A picture’s worth a thousand words.

Photo Courtesy of Daily Overview

Astronauts often refer to “the overview effect,” the moment, when looking down at Earth from space, they realize our smallness, our fragility and improbable existence, and the need for humanity to protect our one and only home. In Daily Overview, Benjamin Grant seeks to create this cognitive shift for the majority of people who will never travel to space. A Wired article describes his method, he begins by scrolling through Google Earth and selecting the most visually stunning and thought provoking images of both nature and man- “congested metropolises, stunning empty wilderness, and monstrous mining operations.” Then he uses color correction sparingly to emphasize the image, much like a photojournalist would edit a RAW file from their camera.


He hopes that the pictures will help us understand the beauty of Earth and the serious impact we’ve already had on it.

“What I’m really trying to get across here is that we’ve entered an important time in human history where our home has been significantly altered,” he told Wired.

Grant realizes the images can create conflicting emotions in viewers; the photos of shrinking ice sheets and light pollution from crowded cities are both beautiful and horrifying.
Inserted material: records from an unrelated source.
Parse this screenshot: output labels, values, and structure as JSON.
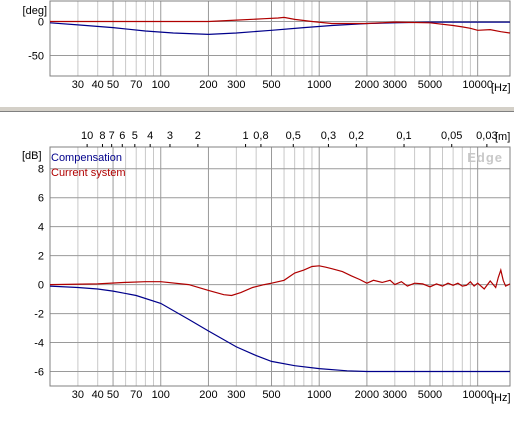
{
  "colors": {
    "compensation": "#00008b",
    "current_system": "#b00000",
    "grid_major": "#9a9a9a",
    "grid_minor": "#c8c8c8",
    "separator": "#d4d0c8"
  },
  "top_chart": {
    "unit_label": "[deg]",
    "freq_unit_label": "[Hz]"
  },
  "bottom_chart": {
    "unit_label": "[dB]",
    "wavelength_unit_label": "[m]",
    "freq_unit_label": "[Hz]",
    "watermark": "Edge",
    "legend": [
      "Compensation",
      "Current system"
    ]
  },
  "chart_data": [
    {
      "type": "line",
      "name": "phase",
      "x_scale": "log",
      "xlim": [
        20,
        16000
      ],
      "ylim": [
        -80,
        30
      ],
      "xlabel": "[Hz]",
      "ylabel": "[deg]",
      "grid": true,
      "y_ticks": [
        0,
        -50
      ],
      "x_ticks": [
        "30",
        "40",
        "50",
        "70",
        "100",
        "200",
        "300",
        "500",
        "1000",
        "2000",
        "3000",
        "5000",
        "10000"
      ],
      "series": [
        {
          "color": "#00008b",
          "x": [
            20,
            30,
            50,
            80,
            120,
            200,
            300,
            500,
            800,
            1200,
            2000,
            3000,
            5000,
            10000,
            16000
          ],
          "y": [
            -2,
            -5,
            -9,
            -14,
            -17,
            -19,
            -17,
            -13,
            -9,
            -6,
            -3,
            -2,
            -1,
            -1,
            -1
          ]
        },
        {
          "color": "#b00000",
          "x": [
            20,
            50,
            100,
            200,
            300,
            450,
            550,
            600,
            700,
            900,
            1200,
            2000,
            3000,
            5000,
            7000,
            8000,
            9000,
            10000,
            12000,
            14000,
            16000
          ],
          "y": [
            0,
            0,
            0,
            0,
            2,
            4,
            5,
            6,
            3,
            0,
            -3,
            -3,
            -1,
            -2,
            -6,
            -8,
            -10,
            -13,
            -12,
            -15,
            -17
          ]
        }
      ]
    },
    {
      "type": "line",
      "name": "magnitude",
      "x_scale": "log",
      "xlim": [
        20,
        16000
      ],
      "ylim": [
        -7,
        9.5
      ],
      "xlabel": "[Hz]",
      "ylabel": "[dB]",
      "grid": true,
      "legend_position": "top-left",
      "y_ticks": [
        8,
        6,
        4,
        2,
        0,
        -2,
        -4,
        -6
      ],
      "x_ticks": [
        "30",
        "40",
        "50",
        "70",
        "100",
        "200",
        "300",
        "500",
        "1000",
        "2000",
        "3000",
        "5000",
        "10000"
      ],
      "top_axis": {
        "label": "[m]",
        "ticks": [
          "10",
          "8",
          "7",
          "6",
          "5",
          "4",
          "3",
          "2",
          "1",
          "0,8",
          "0,5",
          "0,3",
          "0,2",
          "0,1",
          "0,05",
          "0,03"
        ],
        "wavelength_m": [
          10,
          8,
          7,
          6,
          5,
          4,
          3,
          2,
          1,
          0.8,
          0.5,
          0.3,
          0.2,
          0.1,
          0.05,
          0.03
        ]
      },
      "series": [
        {
          "name": "Compensation",
          "color": "#00008b",
          "x": [
            20,
            30,
            40,
            50,
            70,
            100,
            150,
            200,
            300,
            400,
            500,
            700,
            1000,
            1500,
            2000,
            3000,
            5000,
            10000,
            16000
          ],
          "y": [
            -0.1,
            -0.2,
            -0.3,
            -0.45,
            -0.75,
            -1.3,
            -2.4,
            -3.2,
            -4.3,
            -4.9,
            -5.3,
            -5.6,
            -5.8,
            -5.95,
            -6.0,
            -6.0,
            -6.0,
            -6.0,
            -6.0
          ]
        },
        {
          "name": "Current system",
          "color": "#b00000",
          "x": [
            20,
            40,
            60,
            80,
            100,
            150,
            200,
            250,
            280,
            320,
            380,
            450,
            500,
            600,
            700,
            800,
            900,
            1000,
            1100,
            1200,
            1400,
            1600,
            1800,
            2000,
            2200,
            2500,
            2800,
            3000,
            3300,
            3600,
            4000,
            4500,
            5000,
            5500,
            6000,
            6500,
            7000,
            7500,
            8000,
            8500,
            9000,
            9500,
            10000,
            11000,
            12000,
            13000,
            13500,
            14000,
            14500,
            15000,
            16000
          ],
          "y": [
            0,
            0.05,
            0.15,
            0.2,
            0.2,
            0,
            -0.4,
            -0.7,
            -0.75,
            -0.55,
            -0.2,
            0,
            0.1,
            0.3,
            0.8,
            1.0,
            1.25,
            1.3,
            1.2,
            1.1,
            0.9,
            0.6,
            0.35,
            0.1,
            0.3,
            0.15,
            0.3,
            0,
            0.2,
            -0.1,
            0.1,
            0.05,
            -0.15,
            0.05,
            -0.1,
            0.1,
            -0.05,
            0.1,
            -0.1,
            -0.05,
            0.2,
            -0.1,
            0.1,
            -0.3,
            0.25,
            -0.2,
            0.5,
            1.0,
            0.3,
            -0.1,
            0.05
          ]
        }
      ]
    }
  ]
}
The overhead shot of a Kenyan refugee camp is breathtaking because of its terrible atrocities and its sheer size. Grant likes this contradiction because it provokes people to think and learn more about environmental issues they might not have known previously.

The Daily Overview has a website, an Instagram account, and is currently featured at the Deutsches Museum until January 2016. Grant plans to use exhibitions like the one in Munich, as well as a possible upcoming book, to raise money for environmental causes and hopefully continue to raise awareness about the need to take care for Mother Earth.